Blake attended Lindenwood University on full athletic scholarship. Lindenwood is a 12,000-student liberal arts college in Missouri and is the undisputed, all-time, will-never-be-equaled, heavyweight champion of shotgun sports. The Lions have won the Shotgun Sports National Championship in 2004, 2005, 2006, 2007, 2008, 2009, 2010, 2011, 2012, 2013, and 2014. Blake was a member of three championship teams and then an assistant coach. He was the ATA California State Jr. Singles Champion, the National Singles Champion of Champions, and on and on and on.
Blake says, “It’s more than just hitting the target. Hitting the target is pretty easy, but doing it 200 times in a row is not. In college I had two mental coaches. They said, ‘We can’t tell you how to shoot better, but we can help you between the ears.’ I always did better when I didn’t think.
“I was taught to be a tiger. That’s what I was. When a tiger sees his prey, he doesn’t think about whether it’s right foot or left foot, he just does it and it’s good and it’s fast and it’s efficient. So, for me, it’s being a tiger out there. You’re seeing the target, you’re pursuing it as if you’re an animal. Knowing English or Spanish does not help you break targets. Or your relationships, or what you scored on a test. You don’t need to know what day it is, what time it is, what the weather is. None of that helps you. Basically, you’re blocking out everything and then using your hand-eye coordination and vision to see the target with an empty mind.

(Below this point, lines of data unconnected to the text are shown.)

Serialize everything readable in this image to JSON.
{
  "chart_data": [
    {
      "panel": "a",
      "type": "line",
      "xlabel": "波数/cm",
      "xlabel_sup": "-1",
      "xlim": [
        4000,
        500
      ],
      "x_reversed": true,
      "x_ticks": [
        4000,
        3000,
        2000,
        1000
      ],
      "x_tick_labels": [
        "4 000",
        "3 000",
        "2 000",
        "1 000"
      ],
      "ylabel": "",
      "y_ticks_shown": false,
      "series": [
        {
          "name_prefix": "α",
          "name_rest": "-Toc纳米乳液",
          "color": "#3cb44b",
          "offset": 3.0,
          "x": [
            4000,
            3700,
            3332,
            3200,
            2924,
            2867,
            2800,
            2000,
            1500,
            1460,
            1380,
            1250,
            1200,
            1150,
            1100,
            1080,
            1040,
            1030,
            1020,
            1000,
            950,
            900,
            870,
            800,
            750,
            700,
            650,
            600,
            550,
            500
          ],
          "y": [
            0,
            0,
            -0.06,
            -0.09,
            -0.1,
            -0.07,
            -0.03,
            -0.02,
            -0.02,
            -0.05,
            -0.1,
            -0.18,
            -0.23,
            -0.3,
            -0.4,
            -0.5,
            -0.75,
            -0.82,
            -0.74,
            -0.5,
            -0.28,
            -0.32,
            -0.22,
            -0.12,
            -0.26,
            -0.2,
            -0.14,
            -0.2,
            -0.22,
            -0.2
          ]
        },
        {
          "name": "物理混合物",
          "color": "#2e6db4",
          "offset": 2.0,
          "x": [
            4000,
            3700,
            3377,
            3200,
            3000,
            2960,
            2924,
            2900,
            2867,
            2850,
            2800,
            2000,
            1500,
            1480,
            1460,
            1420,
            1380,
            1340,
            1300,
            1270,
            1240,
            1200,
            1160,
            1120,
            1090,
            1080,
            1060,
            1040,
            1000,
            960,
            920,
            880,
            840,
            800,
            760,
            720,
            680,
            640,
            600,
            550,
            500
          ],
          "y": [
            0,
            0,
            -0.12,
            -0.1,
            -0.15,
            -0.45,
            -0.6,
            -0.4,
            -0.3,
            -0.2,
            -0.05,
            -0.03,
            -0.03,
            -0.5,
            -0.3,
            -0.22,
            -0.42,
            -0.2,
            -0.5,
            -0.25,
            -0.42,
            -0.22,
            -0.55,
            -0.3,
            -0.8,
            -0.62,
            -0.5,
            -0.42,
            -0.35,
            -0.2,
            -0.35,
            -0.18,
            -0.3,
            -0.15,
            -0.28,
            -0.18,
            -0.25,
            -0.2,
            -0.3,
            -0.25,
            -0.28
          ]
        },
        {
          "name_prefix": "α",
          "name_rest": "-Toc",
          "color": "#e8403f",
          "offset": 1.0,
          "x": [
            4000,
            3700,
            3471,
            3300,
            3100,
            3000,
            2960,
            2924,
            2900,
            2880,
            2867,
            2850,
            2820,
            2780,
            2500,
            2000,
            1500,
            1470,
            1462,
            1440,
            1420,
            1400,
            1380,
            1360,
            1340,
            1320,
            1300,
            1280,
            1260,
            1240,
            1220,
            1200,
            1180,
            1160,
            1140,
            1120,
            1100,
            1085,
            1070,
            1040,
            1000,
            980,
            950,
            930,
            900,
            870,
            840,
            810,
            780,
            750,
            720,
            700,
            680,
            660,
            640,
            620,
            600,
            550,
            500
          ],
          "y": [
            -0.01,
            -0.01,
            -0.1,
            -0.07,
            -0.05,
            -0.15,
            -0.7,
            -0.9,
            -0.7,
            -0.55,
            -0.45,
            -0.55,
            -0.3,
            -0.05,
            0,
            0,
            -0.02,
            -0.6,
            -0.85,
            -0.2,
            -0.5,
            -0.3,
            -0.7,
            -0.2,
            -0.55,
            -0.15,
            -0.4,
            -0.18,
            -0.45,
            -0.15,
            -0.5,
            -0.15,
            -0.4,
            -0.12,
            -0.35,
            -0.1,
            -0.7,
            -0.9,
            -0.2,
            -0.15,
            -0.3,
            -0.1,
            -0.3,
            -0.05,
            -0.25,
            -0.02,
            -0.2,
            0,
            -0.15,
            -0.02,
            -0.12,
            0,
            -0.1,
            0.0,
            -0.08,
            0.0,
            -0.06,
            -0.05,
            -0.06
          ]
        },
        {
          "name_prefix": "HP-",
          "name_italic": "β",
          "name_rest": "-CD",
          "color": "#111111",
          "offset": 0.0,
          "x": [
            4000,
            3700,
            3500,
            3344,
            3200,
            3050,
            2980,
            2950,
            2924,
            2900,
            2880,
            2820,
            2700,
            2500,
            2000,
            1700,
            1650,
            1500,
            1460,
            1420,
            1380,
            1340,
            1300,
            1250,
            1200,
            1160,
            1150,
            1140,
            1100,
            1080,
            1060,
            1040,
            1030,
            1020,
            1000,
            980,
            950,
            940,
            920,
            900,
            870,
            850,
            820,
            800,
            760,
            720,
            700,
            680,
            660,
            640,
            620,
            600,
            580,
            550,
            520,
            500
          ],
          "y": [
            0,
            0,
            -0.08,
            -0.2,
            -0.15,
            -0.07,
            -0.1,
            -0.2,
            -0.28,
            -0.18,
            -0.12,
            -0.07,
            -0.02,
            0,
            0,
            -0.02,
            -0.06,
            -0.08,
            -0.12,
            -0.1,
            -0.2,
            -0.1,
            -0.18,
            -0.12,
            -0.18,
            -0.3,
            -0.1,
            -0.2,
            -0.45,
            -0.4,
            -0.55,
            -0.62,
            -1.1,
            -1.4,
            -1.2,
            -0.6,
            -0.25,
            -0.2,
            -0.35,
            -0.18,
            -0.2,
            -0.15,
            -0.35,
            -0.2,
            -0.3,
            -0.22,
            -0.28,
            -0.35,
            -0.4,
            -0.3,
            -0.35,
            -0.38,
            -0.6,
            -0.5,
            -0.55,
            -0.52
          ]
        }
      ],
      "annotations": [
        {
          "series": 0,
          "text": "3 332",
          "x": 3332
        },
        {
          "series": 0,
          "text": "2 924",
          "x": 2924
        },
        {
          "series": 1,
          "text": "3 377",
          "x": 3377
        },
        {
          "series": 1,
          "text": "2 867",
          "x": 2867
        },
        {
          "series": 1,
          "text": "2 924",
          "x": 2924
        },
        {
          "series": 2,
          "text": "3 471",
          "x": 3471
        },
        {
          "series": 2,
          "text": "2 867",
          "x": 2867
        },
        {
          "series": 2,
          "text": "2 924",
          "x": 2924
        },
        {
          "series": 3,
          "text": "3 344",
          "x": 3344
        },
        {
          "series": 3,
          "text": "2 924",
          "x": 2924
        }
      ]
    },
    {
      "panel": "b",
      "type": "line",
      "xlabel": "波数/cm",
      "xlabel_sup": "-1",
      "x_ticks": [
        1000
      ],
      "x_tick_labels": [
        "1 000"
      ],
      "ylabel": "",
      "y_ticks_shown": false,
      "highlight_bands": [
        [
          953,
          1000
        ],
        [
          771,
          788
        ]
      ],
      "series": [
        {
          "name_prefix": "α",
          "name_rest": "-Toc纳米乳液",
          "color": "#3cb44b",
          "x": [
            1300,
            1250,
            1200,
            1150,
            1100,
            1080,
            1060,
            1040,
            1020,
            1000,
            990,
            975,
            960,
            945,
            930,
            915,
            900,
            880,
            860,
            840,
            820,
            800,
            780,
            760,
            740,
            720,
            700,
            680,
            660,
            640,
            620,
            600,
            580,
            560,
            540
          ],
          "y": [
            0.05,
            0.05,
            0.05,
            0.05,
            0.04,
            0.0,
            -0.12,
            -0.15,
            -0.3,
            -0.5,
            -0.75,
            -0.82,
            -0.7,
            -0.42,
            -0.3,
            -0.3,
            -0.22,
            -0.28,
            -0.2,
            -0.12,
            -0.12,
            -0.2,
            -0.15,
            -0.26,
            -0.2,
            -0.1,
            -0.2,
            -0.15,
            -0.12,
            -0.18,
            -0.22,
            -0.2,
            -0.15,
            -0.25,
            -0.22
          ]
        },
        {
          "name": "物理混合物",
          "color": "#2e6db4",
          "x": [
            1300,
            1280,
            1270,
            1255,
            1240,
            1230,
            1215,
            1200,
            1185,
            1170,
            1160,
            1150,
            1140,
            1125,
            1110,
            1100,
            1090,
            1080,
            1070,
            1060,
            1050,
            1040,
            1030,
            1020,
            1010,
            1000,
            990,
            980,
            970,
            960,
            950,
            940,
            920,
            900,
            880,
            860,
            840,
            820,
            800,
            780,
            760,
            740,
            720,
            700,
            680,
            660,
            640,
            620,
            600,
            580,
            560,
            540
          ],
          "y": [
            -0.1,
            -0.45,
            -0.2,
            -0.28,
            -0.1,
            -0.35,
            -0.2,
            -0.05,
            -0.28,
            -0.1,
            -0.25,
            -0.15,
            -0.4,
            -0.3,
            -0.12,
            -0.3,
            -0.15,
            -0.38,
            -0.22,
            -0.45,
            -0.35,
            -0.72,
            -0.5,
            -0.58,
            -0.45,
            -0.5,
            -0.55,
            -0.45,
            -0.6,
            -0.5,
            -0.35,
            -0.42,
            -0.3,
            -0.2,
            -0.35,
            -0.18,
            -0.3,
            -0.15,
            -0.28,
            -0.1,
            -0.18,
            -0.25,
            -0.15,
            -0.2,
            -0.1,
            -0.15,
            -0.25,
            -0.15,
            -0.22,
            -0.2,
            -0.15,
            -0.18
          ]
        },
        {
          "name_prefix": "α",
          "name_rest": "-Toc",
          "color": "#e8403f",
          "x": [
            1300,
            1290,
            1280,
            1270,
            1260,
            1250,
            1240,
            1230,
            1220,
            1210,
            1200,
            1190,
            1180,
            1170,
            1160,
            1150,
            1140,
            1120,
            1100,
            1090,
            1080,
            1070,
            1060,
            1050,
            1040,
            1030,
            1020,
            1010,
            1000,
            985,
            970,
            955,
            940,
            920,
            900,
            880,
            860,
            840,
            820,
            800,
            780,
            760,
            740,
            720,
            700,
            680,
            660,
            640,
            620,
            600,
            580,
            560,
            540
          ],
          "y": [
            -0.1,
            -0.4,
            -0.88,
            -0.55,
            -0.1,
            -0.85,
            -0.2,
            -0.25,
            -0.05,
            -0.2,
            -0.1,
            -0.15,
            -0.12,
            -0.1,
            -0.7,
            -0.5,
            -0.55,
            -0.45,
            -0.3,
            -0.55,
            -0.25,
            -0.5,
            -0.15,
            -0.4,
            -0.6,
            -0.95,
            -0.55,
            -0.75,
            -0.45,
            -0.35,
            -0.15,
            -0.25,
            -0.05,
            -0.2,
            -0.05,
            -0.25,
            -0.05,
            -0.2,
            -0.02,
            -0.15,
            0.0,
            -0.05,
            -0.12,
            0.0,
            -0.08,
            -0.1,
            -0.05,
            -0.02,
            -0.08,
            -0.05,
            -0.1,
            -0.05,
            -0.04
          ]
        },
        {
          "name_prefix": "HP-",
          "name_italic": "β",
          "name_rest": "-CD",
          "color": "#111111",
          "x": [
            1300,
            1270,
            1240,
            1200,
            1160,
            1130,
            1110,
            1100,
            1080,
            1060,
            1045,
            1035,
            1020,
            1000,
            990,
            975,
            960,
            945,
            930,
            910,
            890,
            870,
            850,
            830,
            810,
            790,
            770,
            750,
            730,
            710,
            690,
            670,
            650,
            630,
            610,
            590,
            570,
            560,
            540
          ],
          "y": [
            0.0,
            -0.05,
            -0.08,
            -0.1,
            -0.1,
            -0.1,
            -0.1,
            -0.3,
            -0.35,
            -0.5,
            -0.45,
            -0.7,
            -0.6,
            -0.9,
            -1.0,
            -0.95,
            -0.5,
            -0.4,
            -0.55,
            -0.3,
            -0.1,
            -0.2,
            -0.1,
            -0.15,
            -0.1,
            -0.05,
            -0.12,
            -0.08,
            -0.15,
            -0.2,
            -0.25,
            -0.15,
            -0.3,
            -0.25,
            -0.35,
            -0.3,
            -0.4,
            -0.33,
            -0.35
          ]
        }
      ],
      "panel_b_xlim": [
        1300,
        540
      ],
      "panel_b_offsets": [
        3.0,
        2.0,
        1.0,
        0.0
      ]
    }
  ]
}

“I’d take deep breaths, watch everybody’s target, and see where they’re hitting them, see if the targets are jumping in the wind. That was to occupy my mind, to always keep my brain and attention into the game, because you could easily be out there and all of a sudden it’s, ‘Oh, I forgot to put my clothes in the dryer.’ The littlest thing can take your attention away, and a split second away can lead to missing a target.
“When you’re in competition you want to be able to go through the whole process. My process is this: I come up, first I plant my feet, load the gun. So that’s one, two, three, four. You do that every single time. You have a system.
“Let’s say your heart’s beating, you can barely breathe, you’re hyperventilating, you don’t know what to do, your mind is going crazy. All those competitors out there. Instead of them you think about your process: one, two, three, four. And when you do that you occupy your mind.”